Actually, I don’t have a thing against turkeys. Benjamin Franklin wanted the turkey for the national bird of the United States, saying that it was, compared to the Bald Eagle, “a much more respectable Bird, and withal a true original Native of America . . . He is besides, though a little vain & silly, a Bird of Courage, and would not hesitate to attack a Grenadier of the British Guards who should presume to invade his Farm Yard with a red Coat on.”
The je m’en fous issue here is why people drive and fly endless, grueling miles every November, to eat turkey and other stodgy and cloying foods in the company of people they, more often than not, detest and avoid throughout the year — meanwhile feigning family feeling and a sort of phantom gratitude for something or other, if only they could think of it, give them a moment.
I have had it with compulsory gaiety and prescribed group emotion — I’m so on the same page with a client whose favorite holiday is Flag Day (“no one does much about it except to put out a flag and leave me alone”). Thanksgiving is the worst: families are the major cause of mental illness, to quote Donald G. Smith, so why do people put themselves through an ordeal to be cooped up with them in cold weather, exhausting themselves with cooking or suffering from dyspepsia? Virtually everyone approaches Thanksgiving with the mien of captives making the best of a gratuitous, draining ritual, everyone afraid to be the first to utter the glorious monosyllable NO.
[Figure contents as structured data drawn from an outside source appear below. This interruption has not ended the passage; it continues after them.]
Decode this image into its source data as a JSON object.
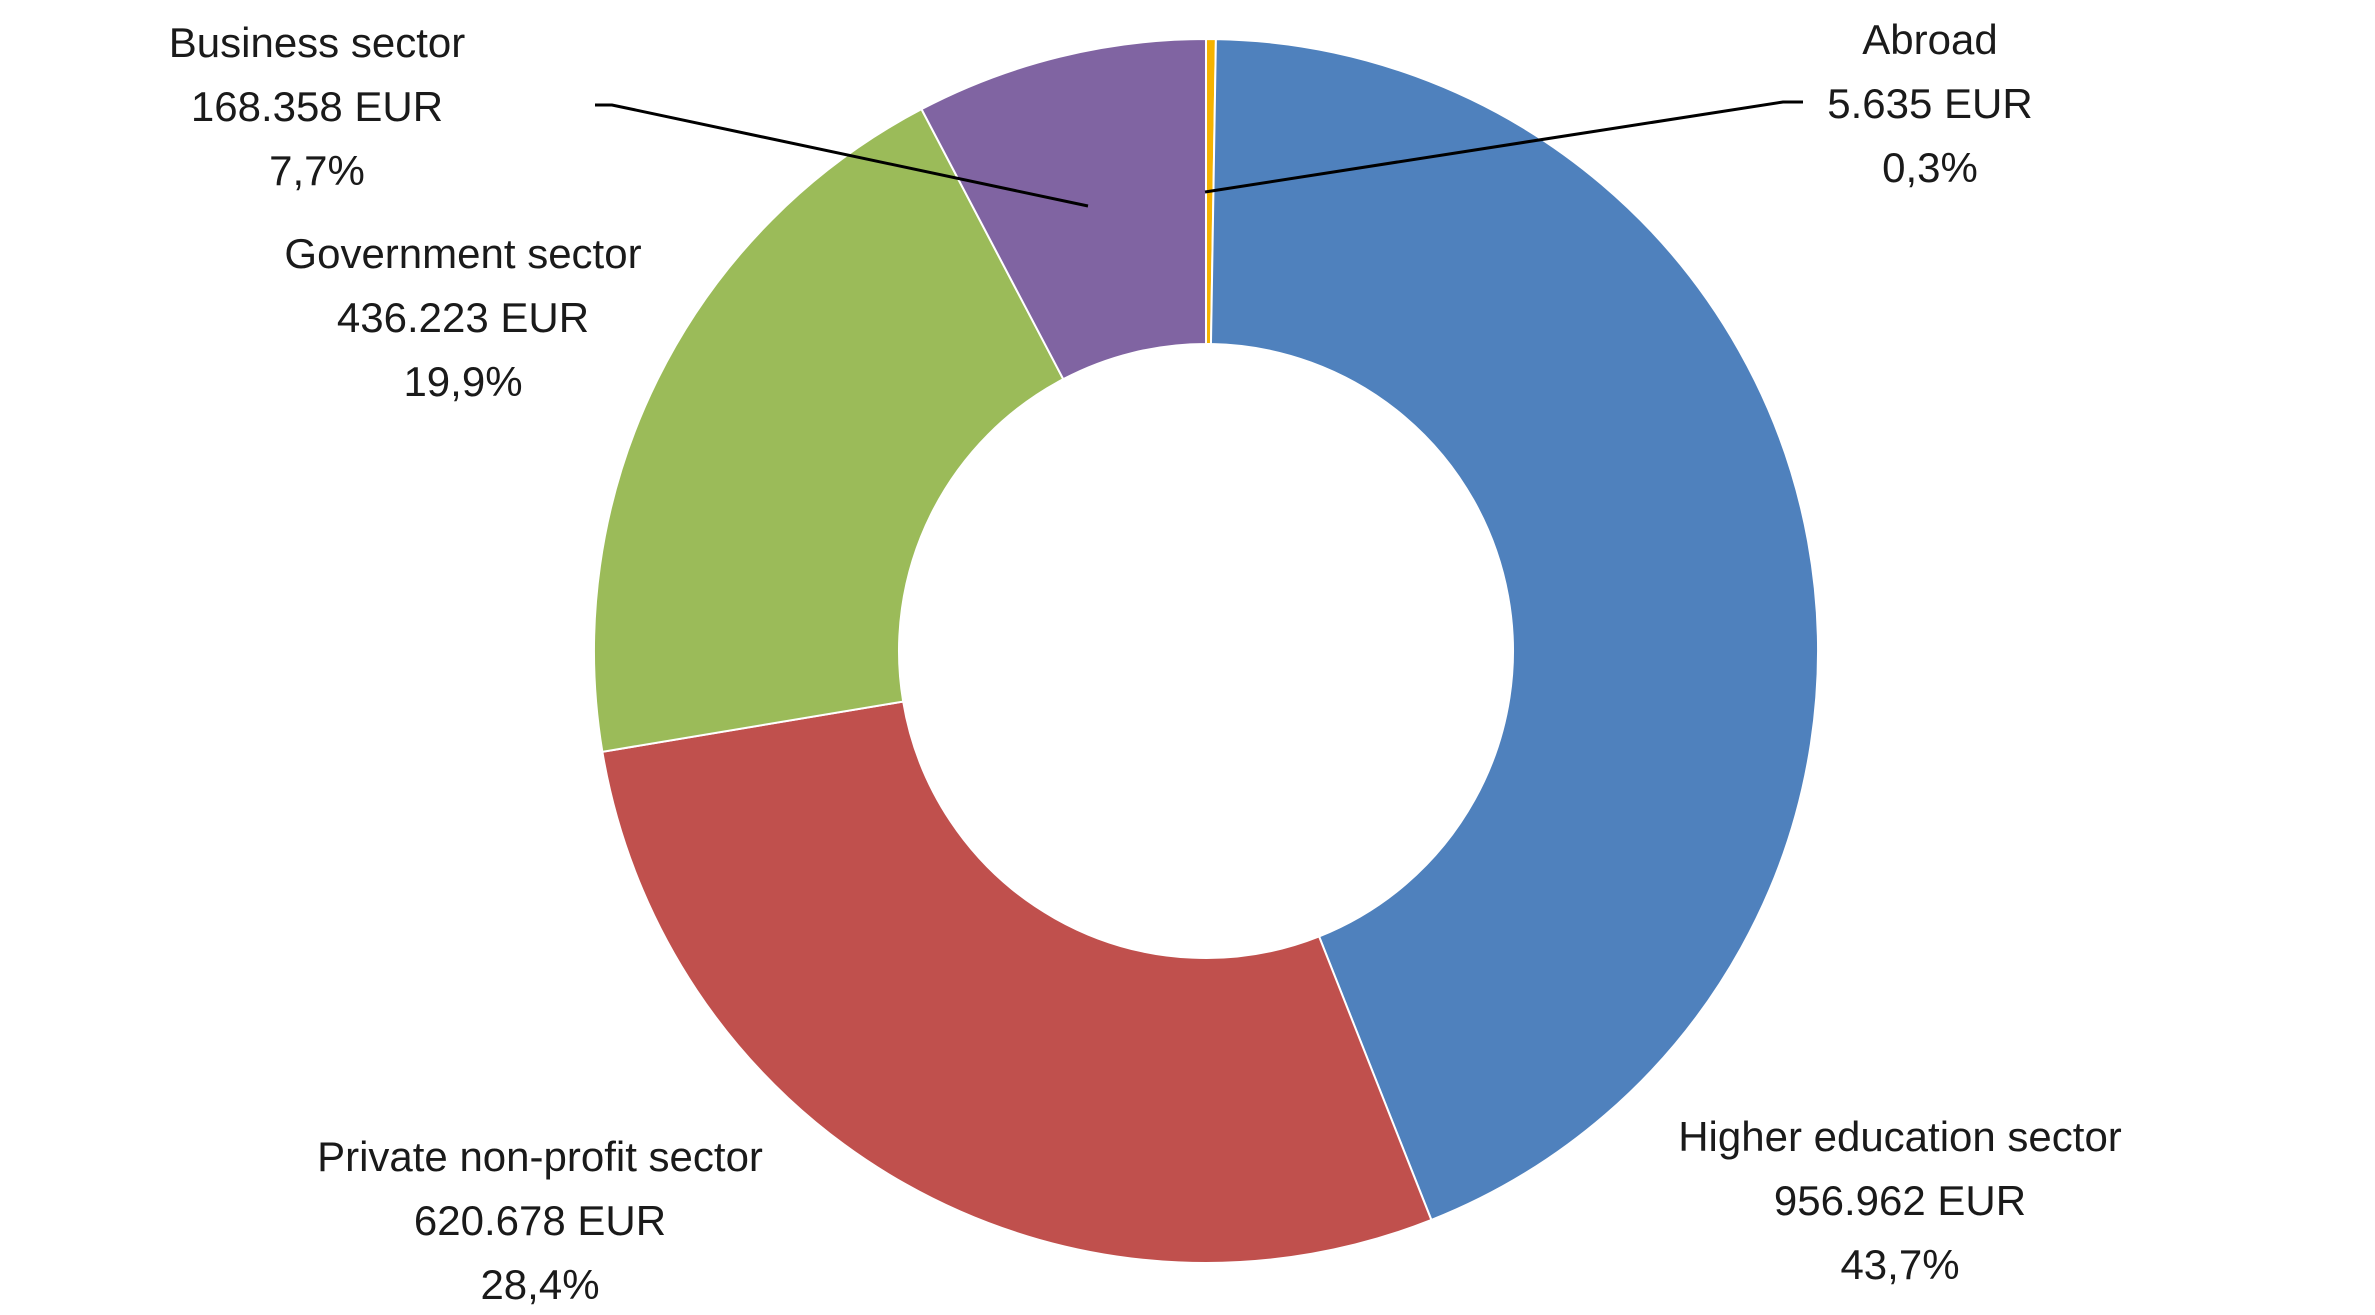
{
  "chart_data": {
    "type": "pie",
    "style": "donut",
    "unit": "EUR",
    "slices": [
      {
        "name": "Abroad",
        "value": 5635,
        "value_label": "5.635 EUR",
        "percent": 0.3,
        "percent_label": "0,3%",
        "color": "#F5B300"
      },
      {
        "name": "Higher education sector",
        "value": 956962,
        "value_label": "956.962 EUR",
        "percent": 43.7,
        "percent_label": "43,7%",
        "color": "#4F81BD"
      },
      {
        "name": "Private non-profit sector",
        "value": 620678,
        "value_label": "620.678 EUR",
        "percent": 28.4,
        "percent_label": "28,4%",
        "color": "#C0504D"
      },
      {
        "name": "Government sector",
        "value": 436223,
        "value_label": "436.223 EUR",
        "percent": 19.9,
        "percent_label": "19,9%",
        "color": "#9BBB59"
      },
      {
        "name": "Business sector",
        "value": 168358,
        "value_label": "168.358 EUR",
        "percent": 7.7,
        "percent_label": "7,7%",
        "color": "#8064A2"
      }
    ]
  }
}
Even if you refuse to play this game, it means two or three days when a person with ordinary everyday needs knows that the local grocery will be pandemonium; when roads and airports are places to dread; it means a day of closed stores and banks followed by a day of consumer frenzy, so you better stock your larder and run your errands and get the hell off the road, beeyotch.
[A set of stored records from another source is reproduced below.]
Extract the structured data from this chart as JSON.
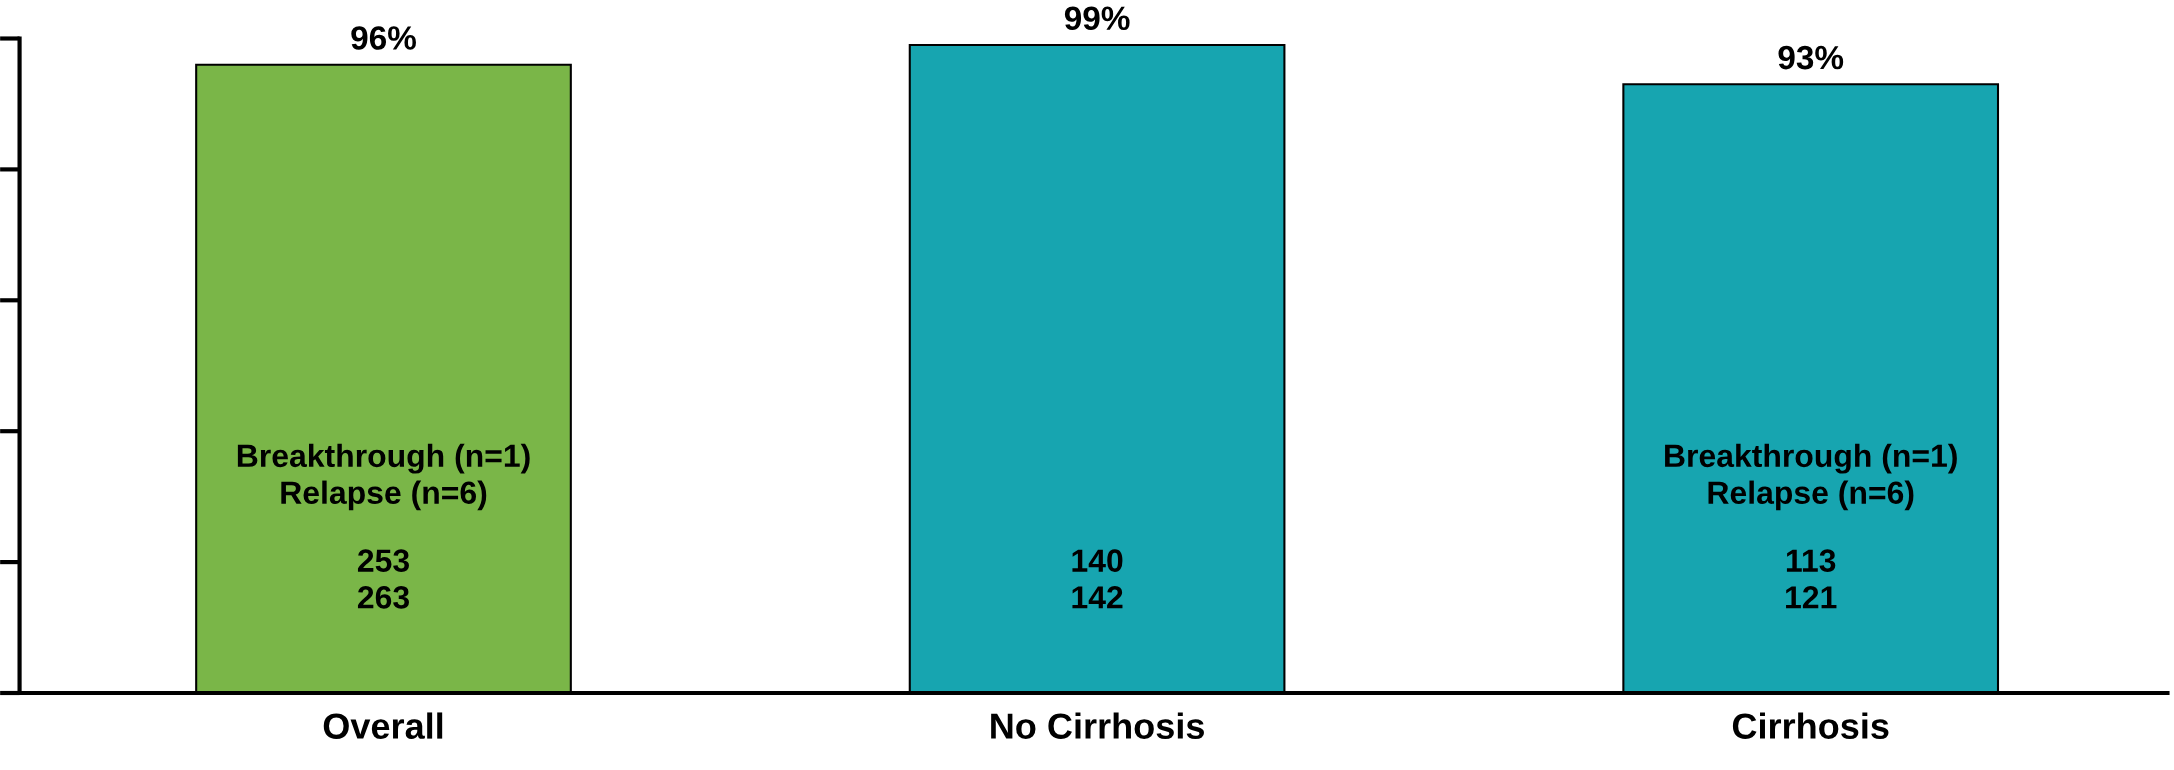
{
  "chart_data": {
    "type": "bar",
    "categories": [
      "Overall",
      "No Cirrhosis",
      "Cirrhosis"
    ],
    "values": [
      96,
      99,
      93
    ],
    "colors": [
      "#7ab648",
      "#17a5b0",
      "#17a5b0"
    ],
    "value_labels": [
      "96%",
      "99%",
      "93%"
    ],
    "ylim": [
      0,
      100
    ],
    "tick_labels": "x",
    "grid": false,
    "annotations": [
      "Breakthrough (n=1)\nRelapse (n=6)",
      "253\n263",
      "140\n142",
      "Breakthrough (n=1)\nRelapse (n=6)",
      "113\n121"
    ]
  }
}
As I am a well known vegetarian, I get questions about Tofurky every goddam year; just one woman’s opinion, I’ve come across shot-puts more appetizing than the Tofurky roast with its vaguely mucoid bag of gravy. I long ago quit speaking to anyone related to me, one of the best decisions I ever made, and feel no urge to come together with others over a soybean cannonball.
So I brim with balmy delight when I reply that I am treating tomorrow as a simple day off when I can go to the gym, which is providently open till two, come home and eat a nice omelet or something like that, brush the cats, and catalogue the huge music collection left to me by my late half-crazy, sweet, unwashed little ex-husband.
One year America will come to its senses and boycott this holiday. Until then I can only hope to blaze the way. Maybe in a red coat pecked off some grenadier.